McIntyre has written thousands of articles for 24/7 Wall St. He is an expert on corporate finance, the automotive industry, media companies and international finance. He has edited articles on national demographics, sports, personal income and travel.

His work has been quoted or mentioned in The New York Times, The Wall Street Journal, Los Angeles Times, The Washington Post, NBC News, Time, The New Yorker, HuffPost USA Today, Business Insider, Yahoo, AOL, MarketWatch, The Atlantic, Bloomberg, New York Post, Chicago Tribune, Forbes, The Guardian and many other major publications. McIntyre has been a guest on CNBC, the BBC and television and radio stations across the country.

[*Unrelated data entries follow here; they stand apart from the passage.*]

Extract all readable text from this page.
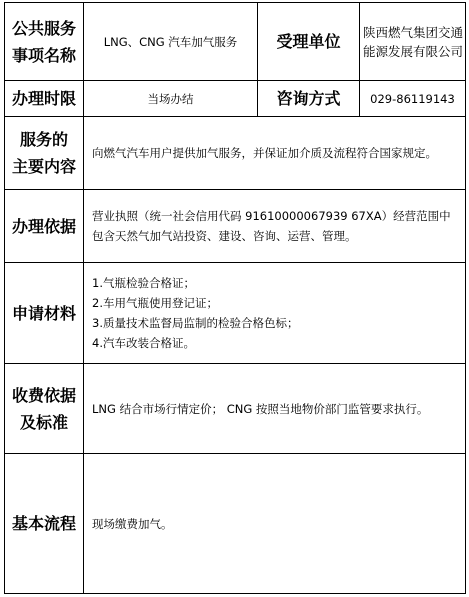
公共服务
事项名称	LNG、CNG 汽车加气服务	受理单位	陕西燃气集团交通能源发展有限公司
办理时限	当场办结	咨询方式	029-86119143

服务的
主要内容	向燃气汽车用户提供加气服务，并保证加介质及流程符合国家规定。		
办理依据	营业执照（统一社会信用代码 91610000067939 67XA）经营范围中包含天然气加气站投资、建设、咨询、运营、管理。		
申请材料	1.气瓶检验合格证；
2.车用气瓶使用登记证；
3.质量技术监督局监制的检验合格色标；
4.汽车改装合格证。		

收费依据
及标准	LNG 结合市场行情定价； CNG 按照当地物价部门监管要求执行。		
基本流程	现场缴费加气。		
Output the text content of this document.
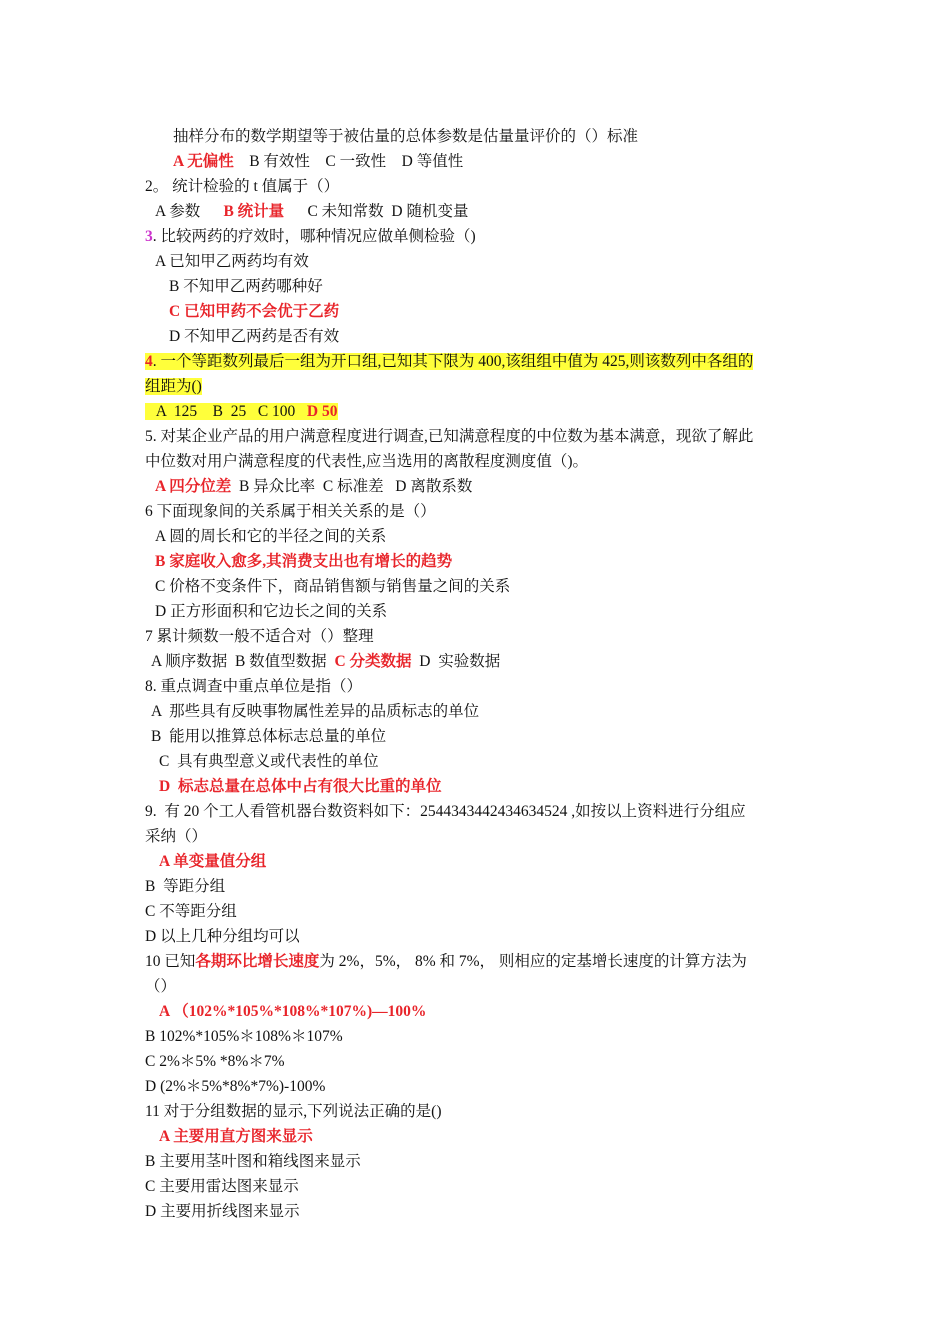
抽样分布的数学期望等于被估量的总体参数是估量量评价的（）标准
A 无偏性    B 有效性    C 一致性    D 等值性
2。 统计检验的 t 值属于（）
A 参数      B 统计量      C 未知常数  D 随机变量
3. 比较两药的疗效时，哪种情况应做单侧检验（)
A 已知甲乙两药均有效
B 不知甲乙两药哪种好
C 已知甲药不会优于乙药
D 不知甲乙两药是否有效
4. 一个等距数列最后一组为开口组,已知其下限为 400,该组组中值为 425,则该数列中各组的
组距为()
A  125    B  25   C 100   D 50
5. 对某企业产品的用户满意程度进行调查,已知满意程度的中位数为基本满意，现欲了解此
中位数对用户满意程度的代表性,应当选用的离散程度测度值（)。
A 四分位差  B 异众比率  C 标准差   D 离散系数
6 下面现象间的关系属于相关关系的是（）
A 圆的周长和它的半径之间的关系
B 家庭收入愈多,其消费支出也有增长的趋势
C 价格不变条件下，商品销售额与销售量之间的关系
D 正方形面积和它边长之间的关系
7 累计频数一般不适合对（）整理
A 顺序数据  B 数值型数据  C 分类数据  D  实验数据
8. 重点调查中重点单位是指（）
A  那些具有反映事物属性差异的品质标志的单位
B  能用以推算总体标志总量的单位
C  具有典型意义或代表性的单位
D  标志总量在总体中占有很大比重的单位
9.  有 20 个工人看管机器台数资料如下：2544343442434634524 ,如按以上资料进行分组应
采纳（）
A 单变量值分组
B  等距分组
C 不等距分组
D 以上几种分组均可以
10 已知各期环比增长速度为 2%，5%， 8% 和 7%， 则相应的定基增长速度的计算方法为
（）
A （102%*105%*108%*107%)—100%
B 102%*105%＊108%＊107%
C 2%＊5% *8%＊7%
D (2%＊5%*8%*7%)-100%
11 对于分组数据的显示,下列说法正确的是()
A 主要用直方图来显示
B 主要用茎叶图和箱线图来显示
C 主要用雷达图来显示
D 主要用折线图来显示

A magna cum laude graduate of Harvard College, McIntyre also was president of The Harvard Advocate. Founded in 1866, the Advocate is the oldest college publication in the United States.

TheStreet.com, Comps.com and Edgar Online are some of the public companies for which McIntyre served on the board of directors. He was a Vicinity Corporation board member when the company was sold to Microsoft in 2002. He served on the audit committees of some of these companies.

McIntyre has been the CEO of FutureSource, a provider of trading terminals and news to commodities and futures traders. He was president of Switchboard, the online phone directory company. He served as chairman and CEO of On2 Technologies, the video compression company that provided video compression software for Adobe’s Flash. Google bought On2 in 2009.